Identification of long regulatory elements in eukaryotic genomes

Long regulatory elements (LREs), such as CpG islands, polydA:dT tracts or AU-rich elements, are thought to play key roles in gene regulation but, as opposed to conventional binding sites of transcription factors, few methods have been proposed to formally and auto- matically characterize them. The CNRS interdisciplinary team, created in October 2014 and associating IGMM (INSB), LIRMM (INS2I) and IMAG (INSMI), developed a computational approach named DExTER (Domain Exploration To Explain gene Regulation) aimed at identifying candidate LREs. This method was applied to the analysis of the genomes of P. falciparum and other eukaryotes. These analyses show that all tested genomes contain several LREs that are conserved along evolution, and that gene expression can be predicted with surprisingly high accuracy on the basis of these long regions only. Regulation by LREs exhibits however very different behaviours depending on species and conditions.

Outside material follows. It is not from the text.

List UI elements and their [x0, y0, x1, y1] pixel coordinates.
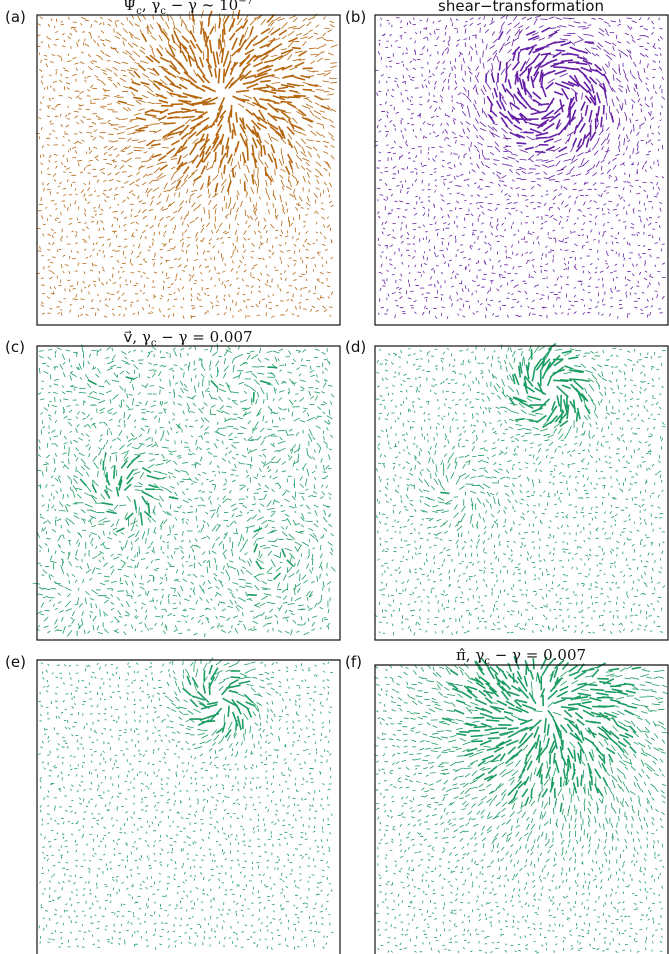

Menichelli C., Guitard V., Martins R.F., Lèbre S., Lopez-Rubio JJ.*, Lecellier CH*, Bréhélin L.*. Identification of long regulatory elements in the genome of Plasmodium falciparum and other eukaryotes. PLoS Comput Biol. April 16, 2021


Fig 1. The DExTER method. In step 1, DExTER attempts to identify pairs of (k-mer,region) for which the frequency of the k-mer in the defined region is correlated with gene expression. DExTER starts with a 2-mer and compute a lattice (right) representing different regions. The top of the lattice represents the whole sequence, while lower nodes represent smaller regions. At each position, the correlation between 2-mer frequency and gene expression is computed, and regions with highest correlation are identified. For example, in the depicted lattice (which is the lattice associated with k-mer AT) the correlation between gene expression and AT frequency in region [-1241,-1] is 43.926%, while the correlation between expression and the AT frequency in region [513, 1241] is only 4.150%. Then, the 2-mer is extended to 3-mers, and the correlation with expression are computed in the best regions. If the correlation increases, the whole process is repeated with increasing k-mers. Otherwise, DExTER starts a new exploration from a different 2-mer, until every 2-mer has been explored. This way, different variables (i.e. pairs of (k-mers-regions)) are iteratively built (see an extract of the exploration graph on the left). In step 2, the frequency of all variables identified in step 1 are gathered into one long table. Then, a linear model predicting gene expression from a linear combination of the variables is learned. A special penalty function (LASSO) is used during training, for selecting only the best variables in the model (blue columns). If several gene expression data are available for one species (i.e. several y vectors), then step 1 is ran independently on each data, and all identified variables are gathered into a single table. Then, a linear model is learned for each data, but the different models are learned simultaneously with another penalty function that tends to select the same variables for the different data (group LASSO for multitask learning, see Materials and methods).